Despite their increase and frequent success, in some corners trick plays are still viewed with derision. In answering a question about the number of trick plays he has seen this season, Williams went out of his way to make clear that he calls them “gimmick plays.”
“If you play the right technique and the right fundamentals and stick with your assignments, trick plays shouldn’t affect you,” Martindale said. “If somebody gains five yards on a reverse, that’s not a big play in my eyes. It’s second and five; let’s go.”
Most respected offensive coaches have leaned on them. New Orleans Saints Coach Sean Payton has frequently aligned Drew Brees as a wide receiver to use third-string quarterback (and bruising runner) Taysom Hill on exotic plays. One formation featured no quarterback until Hill came in motion and lined up in the shotgun.

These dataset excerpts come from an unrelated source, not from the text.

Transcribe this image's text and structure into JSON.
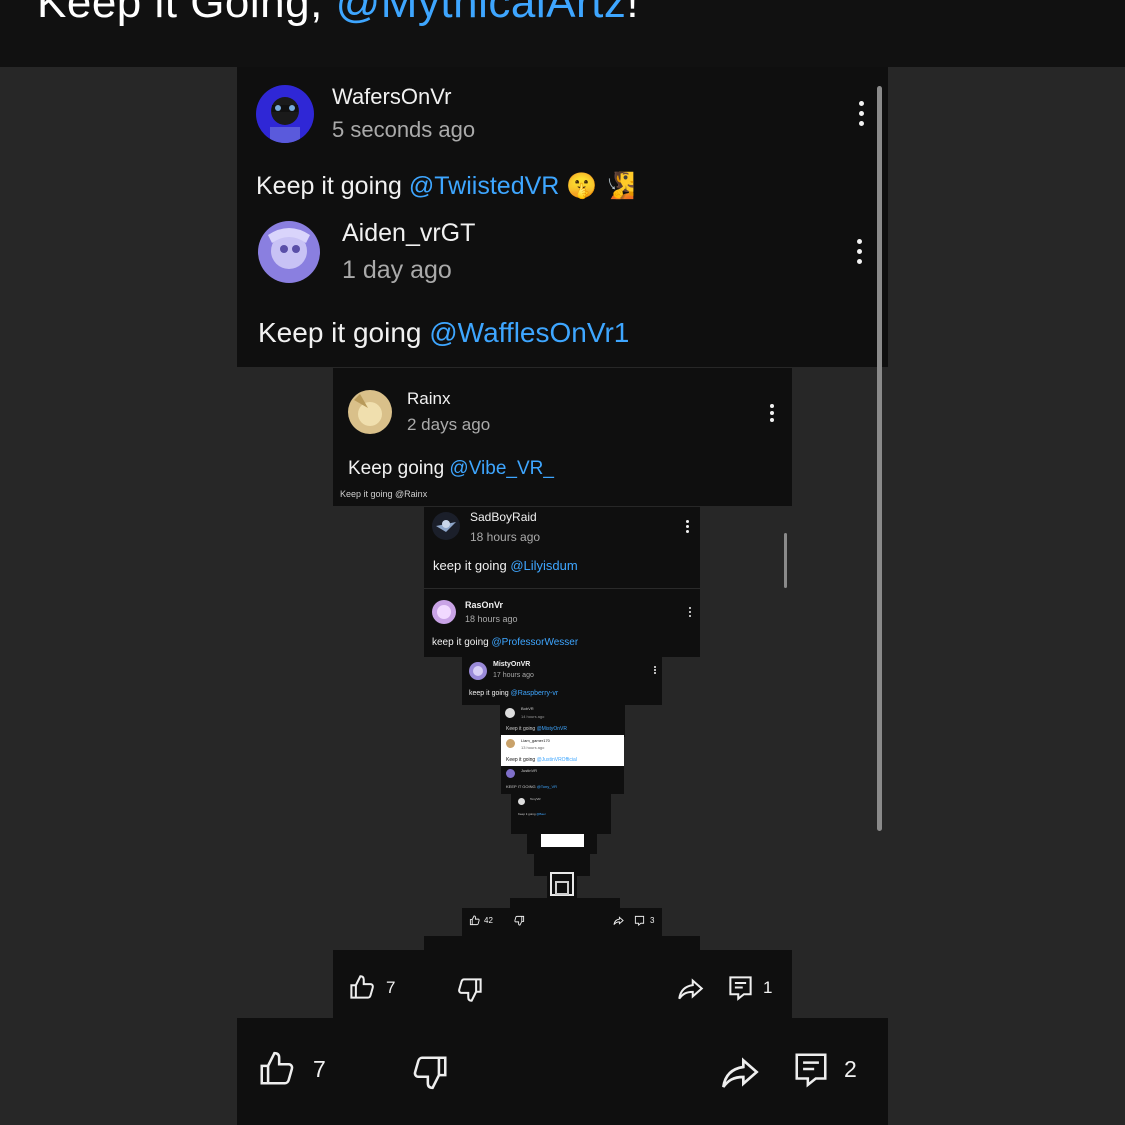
{
  "header": {
    "title_prefix": "Keep it Going, ",
    "title_mention": "@MythicalArtz",
    "title_suffix": "!"
  },
  "comments": [
    {
      "user": "WafersOnVr",
      "time": "5 seconds ago",
      "text": "Keep it going ",
      "mention": "@TwiistedVR",
      "emoji": "🤫 🧏"
    },
    {
      "user": "Aiden_vrGT",
      "time": "1 day ago",
      "text": "Keep it going ",
      "mention": "@WafflesOnVr1"
    },
    {
      "user": "Rainx",
      "time": "2 days ago",
      "text": "Keep going ",
      "mention": "@Vibe_VR_",
      "cut_text": "Keep it going @Rainx"
    },
    {
      "user": "SadBoyRaid",
      "time": "18 hours ago",
      "text": "keep it going ",
      "mention": "@Lilyisdum"
    },
    {
      "user": "RasOnVr",
      "time": "18 hours ago",
      "text": "keep it going ",
      "mention": "@ProfessorWesser"
    },
    {
      "user": "MistyOnVR",
      "time": "17 hours ago",
      "text": "keep it going ",
      "mention": "@Raspberry-vr"
    },
    {
      "user": "BobVR",
      "time": "14 hours ago",
      "text": "Keep it going ",
      "mention": "@MistyOnVR"
    },
    {
      "user": "Liam_gamer170",
      "time": "13 hours ago",
      "text": "Keep it going ",
      "mention": "@JustinVROfficial"
    },
    {
      "user": "JustinVR",
      "time": "1 day ago",
      "text": "KEEP IT GOING ",
      "mention": "@Tony_VR"
    },
    {
      "user": "TonyVR",
      "time": "3 hours ago",
      "text": "Keep it going ",
      "mention": "@Baer"
    }
  ],
  "action_bars": {
    "tiny": {
      "likes": "42",
      "replies": "3"
    },
    "mid": {
      "likes": "7",
      "replies": "1"
    },
    "outer": {
      "likes": "7",
      "replies": "2"
    }
  },
  "icons": [
    "thumbs-up-icon",
    "thumbs-down-icon",
    "share-icon",
    "comments-icon",
    "more-vertical-icon"
  ],
  "colors": {
    "background": "#272727",
    "panel": "#0f0f0f",
    "mention": "#3ea6ff",
    "text": "#f1f1f1",
    "secondary": "#aaaaaa"
  }
}
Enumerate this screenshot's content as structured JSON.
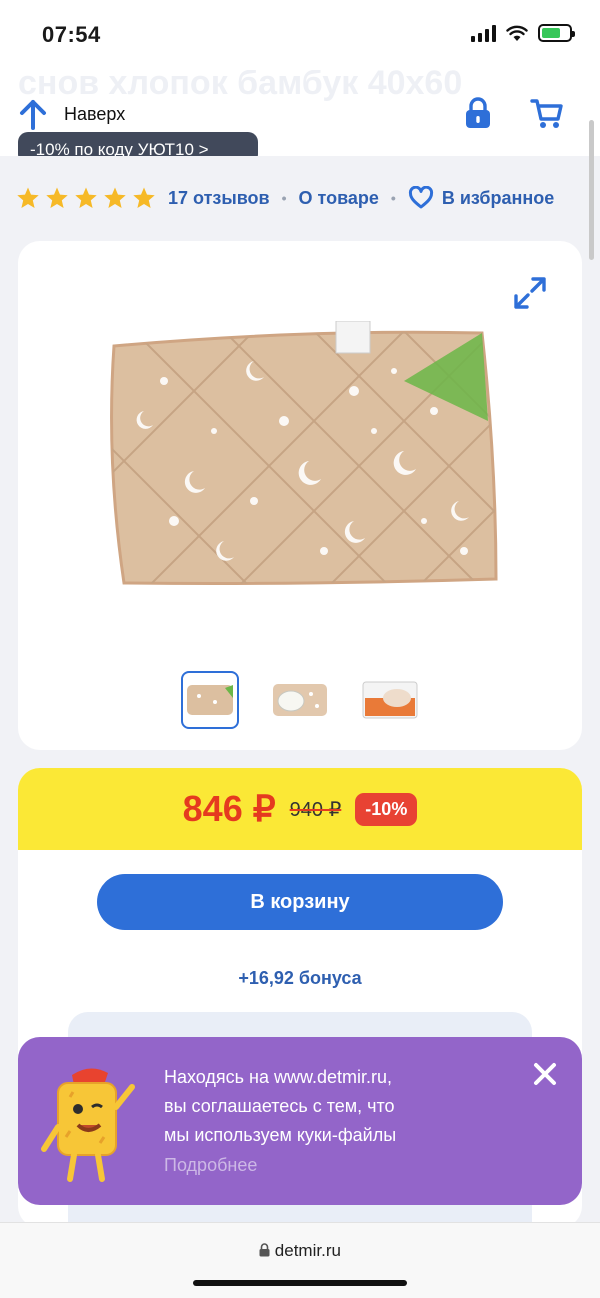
{
  "status_bar": {
    "time": "07:54"
  },
  "header": {
    "ghost_title": "снов хлопок бамбук 40х60",
    "ghost_promo": "-10% по коду УЮТ10  >",
    "up_label": "Наверх"
  },
  "rating": {
    "stars": 5,
    "reviews": "17 отзывов",
    "about": "О товаре",
    "favorite": "В избранное"
  },
  "gallery": {
    "thumbnails": [
      "pillow-front",
      "pillow-open",
      "pillow-package"
    ],
    "active_index": 0
  },
  "price": {
    "current": "846 ₽",
    "old": "940 ₽",
    "discount": "-10%"
  },
  "actions": {
    "add_to_cart": "В корзину",
    "bonus": "+16,92 бонуса"
  },
  "cookie_banner": {
    "line1": "Находясь на www.detmir.ru,",
    "line2": "вы соглашаетесь с тем, что",
    "line3": "мы используем куки-файлы",
    "more": "Подробнее"
  },
  "browser": {
    "url": "detmir.ru"
  },
  "colors": {
    "accent_blue": "#2e6fd8",
    "price_red": "#e53a1f",
    "price_band": "#fbe836",
    "cookie_purple": "#9365c9",
    "star": "#f6b927"
  }
}
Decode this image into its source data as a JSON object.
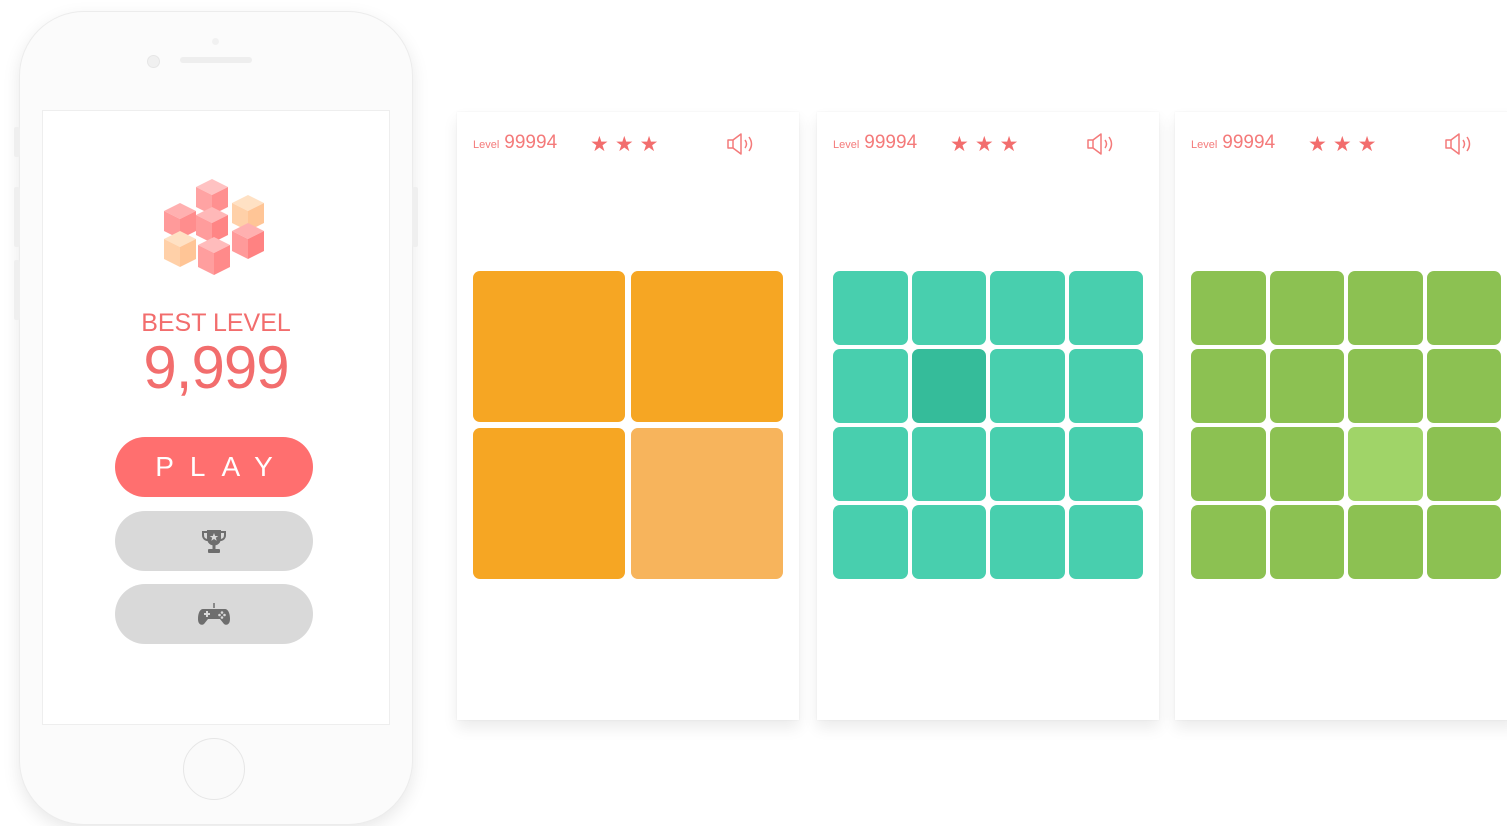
{
  "menu": {
    "best_label": "BEST LEVEL",
    "best_value": "9,999",
    "play_label": "PLAY",
    "trophy_icon": "trophy-icon",
    "gamepad_icon": "gamepad-icon"
  },
  "panels": [
    {
      "level_label": "Level",
      "level_value": "99994",
      "stars": "★★★",
      "grid": 2,
      "base_color": "#f6a623",
      "odd_color": "#f7b45c",
      "odd_index": 3
    },
    {
      "level_label": "Level",
      "level_value": "99994",
      "stars": "★★★",
      "grid": 4,
      "base_color": "#48cfae",
      "odd_color": "#35bc9a",
      "odd_index": 5
    },
    {
      "level_label": "Level",
      "level_value": "99994",
      "stars": "★★★",
      "grid": 4,
      "base_color": "#8cc152",
      "odd_color": "#a0d468",
      "odd_index": 10
    }
  ],
  "colors": {
    "accent": "#ff6f6f",
    "button_gray": "#d9d9d9"
  }
}
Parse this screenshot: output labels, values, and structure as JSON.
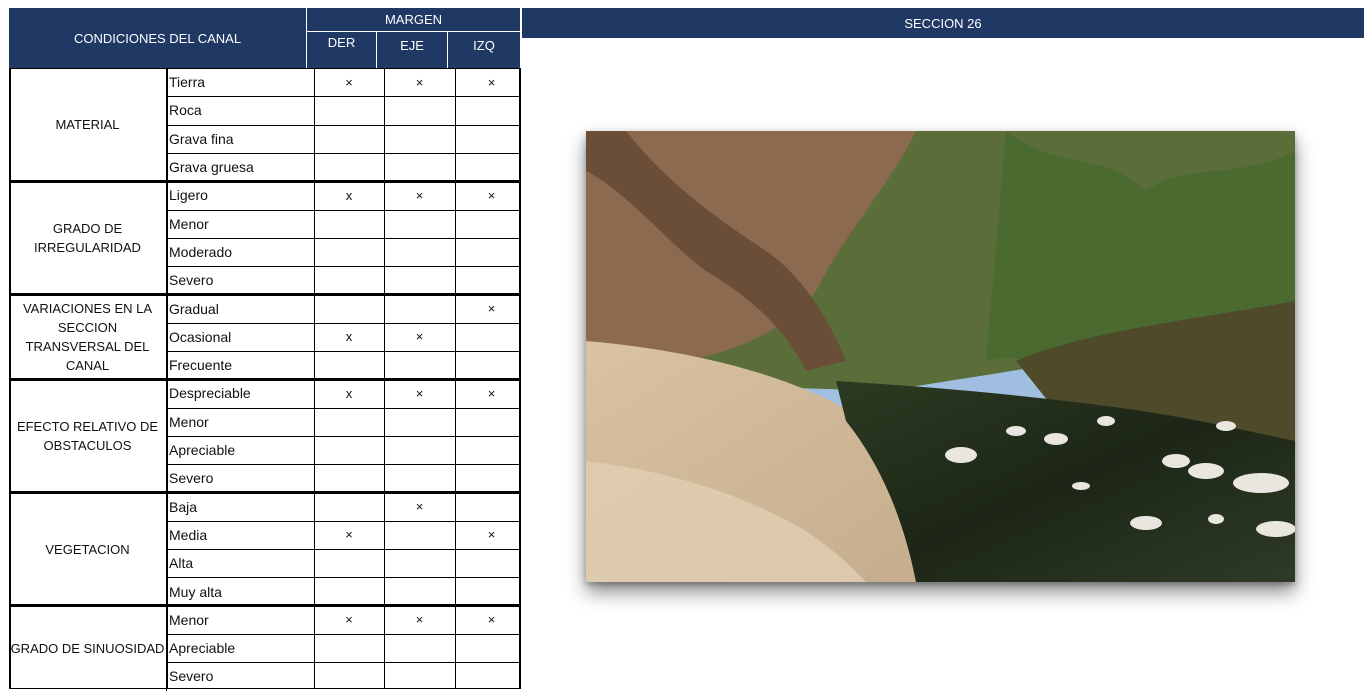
{
  "header": {
    "conditions_title": "CONDICIONES DEL CANAL",
    "margin_title": "MARGEN",
    "section_title": "SECCION 26",
    "columns": [
      "DER",
      "EJE",
      "IZQ"
    ]
  },
  "categories": [
    {
      "name": "MATERIAL",
      "rows": [
        {
          "option": "Tierra",
          "der": "×",
          "eje": "×",
          "izq": "×"
        },
        {
          "option": "Roca",
          "der": "",
          "eje": "",
          "izq": ""
        },
        {
          "option": "Grava fina",
          "der": "",
          "eje": "",
          "izq": ""
        },
        {
          "option": "Grava gruesa",
          "der": "",
          "eje": "",
          "izq": ""
        }
      ]
    },
    {
      "name": "GRADO DE IRREGULARIDAD",
      "rows": [
        {
          "option": "Ligero",
          "der": "x",
          "eje": "×",
          "izq": "×"
        },
        {
          "option": "Menor",
          "der": "",
          "eje": "",
          "izq": ""
        },
        {
          "option": "Moderado",
          "der": "",
          "eje": "",
          "izq": ""
        },
        {
          "option": "Severo",
          "der": "",
          "eje": "",
          "izq": ""
        }
      ]
    },
    {
      "name": "VARIACIONES EN LA SECCION TRANSVERSAL DEL CANAL",
      "rows": [
        {
          "option": "Gradual",
          "der": "",
          "eje": "",
          "izq": "×"
        },
        {
          "option": "Ocasional",
          "der": "x",
          "eje": "×",
          "izq": ""
        },
        {
          "option": "Frecuente",
          "der": "",
          "eje": "",
          "izq": ""
        }
      ]
    },
    {
      "name": "EFECTO RELATIVO DE OBSTACULOS",
      "rows": [
        {
          "option": "Despreciable",
          "der": "x",
          "eje": "×",
          "izq": "×"
        },
        {
          "option": "Menor",
          "der": "",
          "eje": "",
          "izq": ""
        },
        {
          "option": "Apreciable",
          "der": "",
          "eje": "",
          "izq": ""
        },
        {
          "option": "Severo",
          "der": "",
          "eje": "",
          "izq": ""
        }
      ]
    },
    {
      "name": "VEGETACION",
      "rows": [
        {
          "option": "Baja",
          "der": "",
          "eje": "×",
          "izq": ""
        },
        {
          "option": "Media",
          "der": "×",
          "eje": "",
          "izq": "×"
        },
        {
          "option": "Alta",
          "der": "",
          "eje": "",
          "izq": ""
        },
        {
          "option": "Muy alta",
          "der": "",
          "eje": "",
          "izq": ""
        }
      ]
    },
    {
      "name": "GRADO DE SINUOSIDAD",
      "rows": [
        {
          "option": "Menor",
          "der": "×",
          "eje": "×",
          "izq": "×"
        },
        {
          "option": "Apreciable",
          "der": "",
          "eje": "",
          "izq": ""
        },
        {
          "option": "Severo",
          "der": "",
          "eje": "",
          "izq": ""
        }
      ]
    }
  ],
  "photo": {
    "subject": "river-channel-photo"
  }
}
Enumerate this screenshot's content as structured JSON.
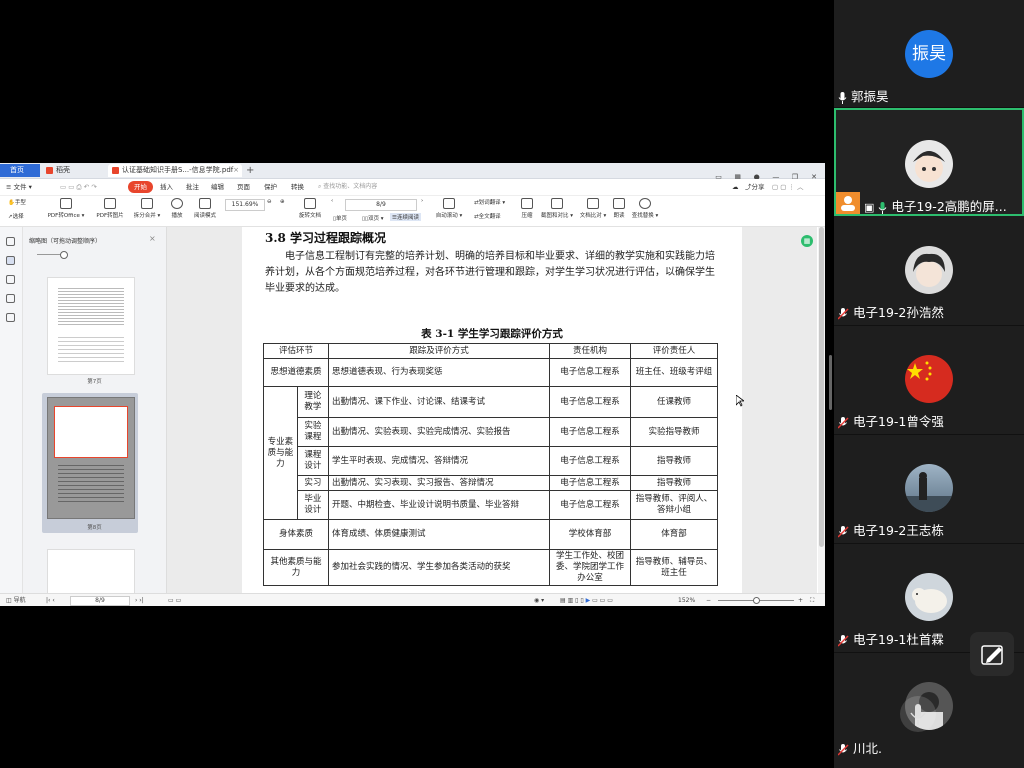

Colts Coach Frank Reich, who helped install “Philly Philly” as the Eagles’ offensive coordinator last season, called a third-and-one pass to quarterback Andrew Luck out of a wildcat formation. At the goal line, he used tight end Eric Ebron on an end-around that resulted in a touchdown.
More teams have embraced the potential mental advantage of executing a trick play. Nagy has said that he likes to use offbeat personnel because of how excited teammates get watching linemen or defensive players touch the ball. The plays engage the team during lulls in practices and catalyze it during games.
“I mean, how many linemen score in their lifetime?” Giants Coach Pat Shurmur said. “How many receivers have ever thrown touchdown passes? The bigger view of this is, at the time of the game when you need a little spark, it kind of gives you a little emotional boost.”
It could also, in the right circumstances, win you a Super Bowl. And even if a trick play doesn’t play such a significant role this postseason, it’s safe to assume that defensive coaches will be studying which hand opposing wide receivers throw with.